I've been debating what to write here, with so many thoughts mulling through my head... here goes...
Today my friend "Leo," who is really Robert (it's a Facebook thing), is undergoing a 20 hour back surgery of all back surgeries. Assuming that goes ok, he will then have probably 5 days of the most excruciating pain one can imagine. He tells me that even with all the pain medications that leave a person semi-conscious, the pain will still be excruciating. Without the surgery, he will die. Without his current antibiotics, he will die. He tells me this so bluntly. He needs everything to go right. He needs to defeat some odds.
I visited Robert this past Monday. It's hard - "he looks so good" - how can things be like this? I'd prefer we were meeting to handcycle. I love the memory of our last handcycle ride this fall - so beautiful. I thought it was the first of many rides and he was making a comeback, not that it would be his last. But it was great to see him on Monday. He asked me "So, if you were to be in the worst pain of your life for 5 or so days, how would your faith help you with that?" My answer: "I don't know."

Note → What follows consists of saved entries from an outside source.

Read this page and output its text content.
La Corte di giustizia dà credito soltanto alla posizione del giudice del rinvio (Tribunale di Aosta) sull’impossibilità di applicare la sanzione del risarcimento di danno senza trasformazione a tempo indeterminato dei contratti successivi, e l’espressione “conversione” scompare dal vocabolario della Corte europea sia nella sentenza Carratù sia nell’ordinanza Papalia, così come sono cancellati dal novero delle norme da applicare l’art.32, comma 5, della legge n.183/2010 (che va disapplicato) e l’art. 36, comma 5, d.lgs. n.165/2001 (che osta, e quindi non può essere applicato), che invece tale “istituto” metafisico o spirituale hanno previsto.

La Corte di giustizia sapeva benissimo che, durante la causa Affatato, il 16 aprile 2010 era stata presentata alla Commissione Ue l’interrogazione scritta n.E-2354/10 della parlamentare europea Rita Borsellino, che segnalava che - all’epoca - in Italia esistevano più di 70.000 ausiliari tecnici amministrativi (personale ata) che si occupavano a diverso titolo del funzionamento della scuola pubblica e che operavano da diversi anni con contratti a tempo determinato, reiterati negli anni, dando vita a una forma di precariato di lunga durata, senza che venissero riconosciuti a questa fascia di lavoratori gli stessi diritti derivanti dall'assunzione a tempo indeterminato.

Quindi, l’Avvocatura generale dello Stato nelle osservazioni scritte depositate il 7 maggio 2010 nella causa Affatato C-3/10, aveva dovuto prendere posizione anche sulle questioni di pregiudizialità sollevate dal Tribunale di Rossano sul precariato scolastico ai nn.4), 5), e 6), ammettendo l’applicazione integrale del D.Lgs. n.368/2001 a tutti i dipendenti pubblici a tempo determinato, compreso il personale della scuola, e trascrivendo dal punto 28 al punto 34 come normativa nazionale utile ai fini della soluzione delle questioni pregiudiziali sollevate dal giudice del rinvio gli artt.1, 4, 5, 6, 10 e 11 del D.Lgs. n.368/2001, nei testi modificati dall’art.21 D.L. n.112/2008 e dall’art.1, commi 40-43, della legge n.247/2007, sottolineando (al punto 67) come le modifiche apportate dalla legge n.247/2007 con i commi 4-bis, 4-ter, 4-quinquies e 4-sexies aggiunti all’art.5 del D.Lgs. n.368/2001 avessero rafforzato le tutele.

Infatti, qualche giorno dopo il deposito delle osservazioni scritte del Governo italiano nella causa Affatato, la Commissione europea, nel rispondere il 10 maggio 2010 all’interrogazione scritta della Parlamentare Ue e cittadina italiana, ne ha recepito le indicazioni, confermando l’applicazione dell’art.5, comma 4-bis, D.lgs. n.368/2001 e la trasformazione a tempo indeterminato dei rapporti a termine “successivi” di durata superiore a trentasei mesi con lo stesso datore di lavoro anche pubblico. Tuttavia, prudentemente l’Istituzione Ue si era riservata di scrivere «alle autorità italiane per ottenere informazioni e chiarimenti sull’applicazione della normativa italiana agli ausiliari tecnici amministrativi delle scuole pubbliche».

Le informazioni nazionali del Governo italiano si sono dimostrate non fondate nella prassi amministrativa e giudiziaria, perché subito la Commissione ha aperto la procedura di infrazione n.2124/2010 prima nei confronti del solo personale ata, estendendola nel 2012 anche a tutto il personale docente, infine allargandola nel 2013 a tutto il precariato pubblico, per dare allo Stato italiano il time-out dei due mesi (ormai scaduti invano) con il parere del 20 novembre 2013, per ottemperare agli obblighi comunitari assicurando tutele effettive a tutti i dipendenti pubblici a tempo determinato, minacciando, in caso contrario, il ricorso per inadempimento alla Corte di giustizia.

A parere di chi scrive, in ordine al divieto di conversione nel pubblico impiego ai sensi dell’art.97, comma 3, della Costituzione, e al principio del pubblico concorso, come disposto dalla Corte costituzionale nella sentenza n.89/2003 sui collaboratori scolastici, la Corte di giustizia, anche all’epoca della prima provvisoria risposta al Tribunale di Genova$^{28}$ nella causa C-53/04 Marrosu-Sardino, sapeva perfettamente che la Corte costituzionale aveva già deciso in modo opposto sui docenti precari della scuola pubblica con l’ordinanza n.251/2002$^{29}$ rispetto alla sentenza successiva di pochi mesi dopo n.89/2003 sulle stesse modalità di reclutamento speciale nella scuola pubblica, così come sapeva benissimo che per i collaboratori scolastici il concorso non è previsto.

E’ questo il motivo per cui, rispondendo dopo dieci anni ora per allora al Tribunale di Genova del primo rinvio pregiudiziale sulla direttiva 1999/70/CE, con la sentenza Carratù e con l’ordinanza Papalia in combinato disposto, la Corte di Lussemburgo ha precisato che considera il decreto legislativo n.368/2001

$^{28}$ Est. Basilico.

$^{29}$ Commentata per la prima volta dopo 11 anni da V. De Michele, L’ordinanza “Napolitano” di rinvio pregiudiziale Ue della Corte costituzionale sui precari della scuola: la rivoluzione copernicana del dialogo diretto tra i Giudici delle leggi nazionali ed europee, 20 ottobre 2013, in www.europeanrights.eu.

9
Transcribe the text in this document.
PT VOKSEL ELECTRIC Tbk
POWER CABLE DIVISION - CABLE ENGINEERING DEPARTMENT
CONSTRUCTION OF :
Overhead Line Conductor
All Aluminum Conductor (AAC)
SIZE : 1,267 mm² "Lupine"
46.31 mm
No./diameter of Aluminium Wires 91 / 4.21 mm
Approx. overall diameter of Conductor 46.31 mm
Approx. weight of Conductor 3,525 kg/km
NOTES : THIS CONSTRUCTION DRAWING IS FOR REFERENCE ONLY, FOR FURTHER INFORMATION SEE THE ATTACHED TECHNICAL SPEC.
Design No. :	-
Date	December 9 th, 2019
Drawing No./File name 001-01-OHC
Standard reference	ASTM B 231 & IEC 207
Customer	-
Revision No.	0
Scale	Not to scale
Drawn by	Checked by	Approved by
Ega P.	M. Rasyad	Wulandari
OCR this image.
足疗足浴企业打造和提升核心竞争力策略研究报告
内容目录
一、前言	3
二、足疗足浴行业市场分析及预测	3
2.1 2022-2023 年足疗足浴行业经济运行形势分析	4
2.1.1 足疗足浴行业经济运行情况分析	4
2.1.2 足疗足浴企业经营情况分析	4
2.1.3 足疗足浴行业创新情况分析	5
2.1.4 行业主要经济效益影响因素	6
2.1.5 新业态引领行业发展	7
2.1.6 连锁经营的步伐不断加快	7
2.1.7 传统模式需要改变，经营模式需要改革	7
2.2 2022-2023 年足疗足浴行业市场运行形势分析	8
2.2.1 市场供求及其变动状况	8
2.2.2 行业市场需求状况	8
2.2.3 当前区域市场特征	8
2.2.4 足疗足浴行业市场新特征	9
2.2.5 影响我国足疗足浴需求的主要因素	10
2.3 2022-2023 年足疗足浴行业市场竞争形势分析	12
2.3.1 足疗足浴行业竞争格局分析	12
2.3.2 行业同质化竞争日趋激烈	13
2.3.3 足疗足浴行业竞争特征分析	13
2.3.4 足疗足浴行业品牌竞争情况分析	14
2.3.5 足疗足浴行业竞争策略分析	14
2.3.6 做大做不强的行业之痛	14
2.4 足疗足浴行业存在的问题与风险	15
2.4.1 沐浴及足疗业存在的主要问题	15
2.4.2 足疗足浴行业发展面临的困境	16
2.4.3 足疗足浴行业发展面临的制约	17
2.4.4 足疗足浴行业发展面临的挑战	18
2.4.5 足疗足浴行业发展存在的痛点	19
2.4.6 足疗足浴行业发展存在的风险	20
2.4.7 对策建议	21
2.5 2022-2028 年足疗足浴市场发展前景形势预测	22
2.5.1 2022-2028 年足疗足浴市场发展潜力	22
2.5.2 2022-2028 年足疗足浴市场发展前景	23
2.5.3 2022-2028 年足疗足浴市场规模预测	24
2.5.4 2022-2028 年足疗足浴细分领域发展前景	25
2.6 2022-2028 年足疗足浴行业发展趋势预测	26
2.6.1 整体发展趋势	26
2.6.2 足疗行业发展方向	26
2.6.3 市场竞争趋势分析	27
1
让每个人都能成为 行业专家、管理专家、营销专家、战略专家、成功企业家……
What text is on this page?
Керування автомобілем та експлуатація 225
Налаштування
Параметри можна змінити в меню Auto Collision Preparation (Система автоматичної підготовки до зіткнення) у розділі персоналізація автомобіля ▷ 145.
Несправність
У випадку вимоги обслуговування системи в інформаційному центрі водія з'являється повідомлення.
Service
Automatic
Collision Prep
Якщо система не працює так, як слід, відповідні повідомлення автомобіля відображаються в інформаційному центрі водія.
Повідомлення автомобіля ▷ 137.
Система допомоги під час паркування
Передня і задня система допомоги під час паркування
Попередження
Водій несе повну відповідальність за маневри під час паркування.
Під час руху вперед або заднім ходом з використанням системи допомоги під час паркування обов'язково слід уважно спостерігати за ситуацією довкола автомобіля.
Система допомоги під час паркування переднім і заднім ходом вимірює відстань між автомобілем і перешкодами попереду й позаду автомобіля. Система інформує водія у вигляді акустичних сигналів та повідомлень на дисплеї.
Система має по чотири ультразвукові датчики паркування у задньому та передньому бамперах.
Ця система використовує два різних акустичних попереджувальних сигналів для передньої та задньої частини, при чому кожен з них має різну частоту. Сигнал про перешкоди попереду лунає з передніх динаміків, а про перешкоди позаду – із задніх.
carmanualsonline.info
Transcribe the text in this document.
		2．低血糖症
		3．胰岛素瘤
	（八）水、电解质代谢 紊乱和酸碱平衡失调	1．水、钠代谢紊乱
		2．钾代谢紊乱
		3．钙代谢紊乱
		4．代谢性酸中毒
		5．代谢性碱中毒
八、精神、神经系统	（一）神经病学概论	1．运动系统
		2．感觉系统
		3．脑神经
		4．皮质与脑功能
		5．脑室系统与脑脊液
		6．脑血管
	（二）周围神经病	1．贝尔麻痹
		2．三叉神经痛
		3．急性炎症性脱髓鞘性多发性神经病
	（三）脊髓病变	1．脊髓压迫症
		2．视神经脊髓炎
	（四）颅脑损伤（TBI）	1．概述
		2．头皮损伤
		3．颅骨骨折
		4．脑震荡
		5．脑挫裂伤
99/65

I don't know many things - from where my faith came (there was no real defining time), why I have it and others like Robert don't, how it would help me through various situations - I just don't know.
So I thought about the previous week and told him about that. MS can cause my legs to ache, and sometimes it is very painful, though nothing like what Robert has and will experience. Last week my legs ached badly. One night I propped myself up on the bathroom sink for 30 minutes(standing position - putting the pressure on them helps a bit) and that helped. The next night they still ached badly. I tried to stretch in bed. They just hurt. The pain was not easing. On my nightstand I have a little saying which includes "when in pain, trust God." So I was trying to use that. But I hurt, badly. So, to be honest, I cried and said out loud that God, I am putting my trust in you, that you will help me with this pain, but I am not sure how, because it really hurts, and with MS, one never knows whether something like this will get better.
So I told Robert that maybe, somehow, thinking that his pain from surgery was temporary, would that help? Although he cannot find faith, can it help him to know that others are praying for him? We are praying that his surgery is successful, that his pain may not last too long, that he has a successful recovery and is able to find happiness in life, and much more.
This is it, he has said. His last surgery. He is not going through this again. For me, knowing this is hard. I want him to get better. May God be with him. May God give him strength and take away his pain even without his faith, but with the faith of others. May our trust in God help Robert with his pain. Thanks be to God.